As for speculation about the future of video laryngoscopy in the prehospital setting, aeromedical studies will likely continue to demonstrate the efficacy of RSI using video laryngoscopy. It’s felt that “time on the ground” can be significantly reduced by the use of video laryngoscopy-assisted RSI, either pre-flight or in-flight. Also, many feel RSI coupled with video laryngoscopy will be shown as the most effective strategy for prehospital intubation management, which will likely involve development of supraglottic airway technology.
The cost of failed or difficult intubation can be very high as reflected in a private settlement in excess of $15 million in 2002.9 There’s also the cost associated with emotional burden to the providers involved, who may face insurmountable obstacles to care.
The added value of video recording will allow medical directors to more accurately measure personnel competency and skill success rates, document the depth of ETT insertion and enhance education. Overall, these devices can aid emergency airway management and likely lead to better patient care–a universal goal of all EMS providers.
References
- Proceedings of the Royal Society of London. vii:399—410, 1856.
- Cooper RM, Pacey JA, Bishop MJ, et al: “Early clinical experience with a new video laryngoscope (GlideScope) in 728 patients.” Canadian Journal of Anaesthesia. 52(2):191—198, 2005.
- Murray JA, Demetriades D, Berne TV, et al: “Prehospital intubation in patients with severe head injury.” Journal of Trauma. 49(6):1065—1070.
- Bulger EM, Copass MK, Maier RV, et al: “An analysis of advanced prehospital airway management.” Journal of Emergency Medicine. 23(2):183—189, 2002.
- Dunford JV, Davis DP, Ochs M, et al: “Incidence of transient hypoxia and pulse rate reactivity during paramedic rapid sequence intubation.” Annals of Emergency Medicine. 42(6):721—728, 2003.
- Gausche M, Lewis RJ, Stratton SJ, et al: “Effect of out-of-hospital pediatric endotracheal intubation on survival and neurological outcome: A controlled clinical trial.” JAMA. 283(6):783—790, 2000.

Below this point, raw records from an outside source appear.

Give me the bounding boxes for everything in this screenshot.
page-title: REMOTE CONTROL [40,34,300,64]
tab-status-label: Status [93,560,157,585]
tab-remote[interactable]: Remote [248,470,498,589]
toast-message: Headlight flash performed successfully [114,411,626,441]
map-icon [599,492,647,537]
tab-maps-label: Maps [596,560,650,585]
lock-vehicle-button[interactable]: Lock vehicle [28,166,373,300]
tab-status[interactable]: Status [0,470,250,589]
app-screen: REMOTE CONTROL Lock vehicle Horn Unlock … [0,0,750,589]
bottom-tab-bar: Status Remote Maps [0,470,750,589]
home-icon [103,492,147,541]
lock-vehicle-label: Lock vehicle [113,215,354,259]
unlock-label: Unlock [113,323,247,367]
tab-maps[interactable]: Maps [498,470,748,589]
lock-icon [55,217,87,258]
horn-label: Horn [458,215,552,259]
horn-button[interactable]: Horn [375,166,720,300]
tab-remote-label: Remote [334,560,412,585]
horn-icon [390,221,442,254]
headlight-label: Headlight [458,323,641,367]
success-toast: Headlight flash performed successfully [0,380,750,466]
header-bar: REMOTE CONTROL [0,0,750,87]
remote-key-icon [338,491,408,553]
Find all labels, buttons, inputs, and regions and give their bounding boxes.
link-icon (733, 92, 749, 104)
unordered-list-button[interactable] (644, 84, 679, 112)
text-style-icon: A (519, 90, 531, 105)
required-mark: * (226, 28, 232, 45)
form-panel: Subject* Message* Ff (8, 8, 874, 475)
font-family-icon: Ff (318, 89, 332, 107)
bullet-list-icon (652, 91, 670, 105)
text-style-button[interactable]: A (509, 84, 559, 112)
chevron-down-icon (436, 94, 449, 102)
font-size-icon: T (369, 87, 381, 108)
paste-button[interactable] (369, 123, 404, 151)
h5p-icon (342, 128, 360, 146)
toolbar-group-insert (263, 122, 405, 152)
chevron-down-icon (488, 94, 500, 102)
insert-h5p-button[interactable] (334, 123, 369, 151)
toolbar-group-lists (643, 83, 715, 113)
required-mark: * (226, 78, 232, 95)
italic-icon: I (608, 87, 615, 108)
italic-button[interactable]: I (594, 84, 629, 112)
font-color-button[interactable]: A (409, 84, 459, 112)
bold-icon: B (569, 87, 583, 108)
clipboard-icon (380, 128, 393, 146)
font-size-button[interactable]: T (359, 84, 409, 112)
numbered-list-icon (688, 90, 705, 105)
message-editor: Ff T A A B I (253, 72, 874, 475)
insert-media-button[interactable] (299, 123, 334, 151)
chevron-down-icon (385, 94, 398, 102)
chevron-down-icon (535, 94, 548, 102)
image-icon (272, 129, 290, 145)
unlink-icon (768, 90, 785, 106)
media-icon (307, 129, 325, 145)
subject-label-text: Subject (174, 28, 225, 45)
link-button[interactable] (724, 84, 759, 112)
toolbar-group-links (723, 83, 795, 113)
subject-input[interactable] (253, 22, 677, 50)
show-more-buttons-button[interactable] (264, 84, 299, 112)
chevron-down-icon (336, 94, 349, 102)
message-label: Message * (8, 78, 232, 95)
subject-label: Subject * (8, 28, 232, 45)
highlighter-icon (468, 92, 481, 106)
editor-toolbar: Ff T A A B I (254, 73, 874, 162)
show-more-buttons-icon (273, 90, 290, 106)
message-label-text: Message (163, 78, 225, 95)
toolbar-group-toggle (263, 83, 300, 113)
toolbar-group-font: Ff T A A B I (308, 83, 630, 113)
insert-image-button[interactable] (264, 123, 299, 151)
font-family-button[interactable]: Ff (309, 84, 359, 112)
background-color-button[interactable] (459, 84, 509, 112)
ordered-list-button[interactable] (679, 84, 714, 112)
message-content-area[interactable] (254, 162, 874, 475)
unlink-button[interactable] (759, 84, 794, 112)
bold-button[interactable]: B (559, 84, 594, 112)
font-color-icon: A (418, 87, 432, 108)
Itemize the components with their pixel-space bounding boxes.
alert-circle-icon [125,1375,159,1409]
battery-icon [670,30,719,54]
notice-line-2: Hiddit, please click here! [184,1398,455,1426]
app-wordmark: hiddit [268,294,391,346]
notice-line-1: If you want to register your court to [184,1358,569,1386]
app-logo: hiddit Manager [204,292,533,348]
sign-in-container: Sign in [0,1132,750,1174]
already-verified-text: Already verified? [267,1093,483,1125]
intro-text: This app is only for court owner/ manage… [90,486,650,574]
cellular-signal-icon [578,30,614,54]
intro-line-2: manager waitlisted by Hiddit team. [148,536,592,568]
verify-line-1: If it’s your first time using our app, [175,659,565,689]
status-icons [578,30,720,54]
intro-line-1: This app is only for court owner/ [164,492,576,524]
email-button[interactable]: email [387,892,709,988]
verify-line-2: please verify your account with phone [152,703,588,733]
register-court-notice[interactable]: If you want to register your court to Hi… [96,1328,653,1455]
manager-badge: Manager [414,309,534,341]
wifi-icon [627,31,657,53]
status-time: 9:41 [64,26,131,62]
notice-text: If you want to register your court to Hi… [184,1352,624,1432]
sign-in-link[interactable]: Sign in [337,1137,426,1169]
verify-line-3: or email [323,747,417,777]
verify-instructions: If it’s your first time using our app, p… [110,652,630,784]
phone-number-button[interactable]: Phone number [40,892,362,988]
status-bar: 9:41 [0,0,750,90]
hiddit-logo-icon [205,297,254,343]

- Aijian P, Tsai A, Knopp R, et al: “Endotracheal intubation of pediatric patients by paramedics.” Annals of Emergency Medicine. 18(5):489—494, 1989.
- Cooper RM: “Is direct laryngoscopy obsolete?” Internet Journal of Airway Management. Vol. 4, 2006—2007. www.adair.at/ijam/volume04/specialcomment01/default.htm
- Law Offices of Wade E. Byrd, P.A. 232 Person St. Fayetteville, NC 28301.
Disclosure: The author is the inventor of the GlideScope, and president and research director for Verathon Medical Canada, the makers of GlideScope systems.